In this case, the microRNA mir-125a-5p turns off the oscillating genes at the perfect time to form tissues properly. In this way, it acts like a genetic “timer”: ensuring that the genes are only active for exactly as long as they need to be. The novelty of the Ohio study is the discovery that such a small player can cause such a large effect in the ultimate result. As OSU professor of molecular genetics Susan Cole says in a recent OSU article,
“It’s a big deal to find that a single interaction between a microRNA and its target has this very profound effect when you interfere with its function…There are very few cases where interfering with just one microRNA during development can make this much of a difference.”
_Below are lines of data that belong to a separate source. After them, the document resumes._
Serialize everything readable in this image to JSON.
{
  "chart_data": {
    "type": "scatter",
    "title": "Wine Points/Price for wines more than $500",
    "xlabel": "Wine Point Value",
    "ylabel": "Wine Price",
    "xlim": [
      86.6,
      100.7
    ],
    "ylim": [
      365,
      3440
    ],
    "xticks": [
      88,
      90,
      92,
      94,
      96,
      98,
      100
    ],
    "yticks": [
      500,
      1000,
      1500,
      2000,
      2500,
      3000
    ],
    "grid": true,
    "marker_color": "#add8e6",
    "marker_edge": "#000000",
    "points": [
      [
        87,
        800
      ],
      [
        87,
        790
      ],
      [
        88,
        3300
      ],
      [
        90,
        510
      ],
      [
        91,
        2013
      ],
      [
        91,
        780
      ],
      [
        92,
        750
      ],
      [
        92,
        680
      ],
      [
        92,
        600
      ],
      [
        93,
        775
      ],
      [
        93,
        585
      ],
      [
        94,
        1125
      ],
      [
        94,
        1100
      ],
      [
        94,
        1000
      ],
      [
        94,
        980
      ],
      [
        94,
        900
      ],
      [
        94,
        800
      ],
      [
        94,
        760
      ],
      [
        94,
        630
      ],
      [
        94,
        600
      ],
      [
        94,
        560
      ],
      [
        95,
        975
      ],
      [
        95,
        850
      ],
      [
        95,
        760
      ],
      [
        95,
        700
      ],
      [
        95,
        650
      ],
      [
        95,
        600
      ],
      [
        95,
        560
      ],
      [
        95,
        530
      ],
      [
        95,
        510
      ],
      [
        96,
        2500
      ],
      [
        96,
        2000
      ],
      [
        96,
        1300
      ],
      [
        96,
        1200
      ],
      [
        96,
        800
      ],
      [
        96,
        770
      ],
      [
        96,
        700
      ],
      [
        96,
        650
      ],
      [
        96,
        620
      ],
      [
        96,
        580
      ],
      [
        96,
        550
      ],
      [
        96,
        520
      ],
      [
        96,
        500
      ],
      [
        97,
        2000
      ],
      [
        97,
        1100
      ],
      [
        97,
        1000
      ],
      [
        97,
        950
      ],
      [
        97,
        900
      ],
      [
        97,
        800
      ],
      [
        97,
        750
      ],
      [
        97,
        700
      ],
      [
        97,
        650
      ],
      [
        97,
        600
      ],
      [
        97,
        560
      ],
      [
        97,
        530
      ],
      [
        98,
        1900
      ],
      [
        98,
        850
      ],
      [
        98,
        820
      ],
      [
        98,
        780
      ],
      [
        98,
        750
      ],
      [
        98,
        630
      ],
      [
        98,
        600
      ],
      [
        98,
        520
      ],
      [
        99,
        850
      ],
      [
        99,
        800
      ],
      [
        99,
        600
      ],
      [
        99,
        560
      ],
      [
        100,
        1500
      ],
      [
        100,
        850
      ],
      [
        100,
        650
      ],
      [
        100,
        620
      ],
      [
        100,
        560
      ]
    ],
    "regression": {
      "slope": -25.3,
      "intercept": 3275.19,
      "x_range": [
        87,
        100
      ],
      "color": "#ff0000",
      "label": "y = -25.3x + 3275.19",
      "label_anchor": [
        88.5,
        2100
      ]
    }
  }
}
In fact, microRNAs were once treated as useless debris in the genetic field. It is only due to recent research that their power in tissue production is being realized. The tissue produced in this particular study is categorized as somites. Somites (pictured left, courtesy of Wikimedia Commons) are segments of tissue present in every vertebrate that ultimately form ribs, vertebrae, and muscle. Thus a defect caused by the malfunction or absence of mir-125a-5p has serious implications down the road.
Painting a clearer picture of how such microRNA work will assist in developing prevention treatment for human conditions caused by a malfunction in embryonic development. In addition, diseases passed through the gene studied here may have potential to be altered or deleted with the proper and precise use of microRNA.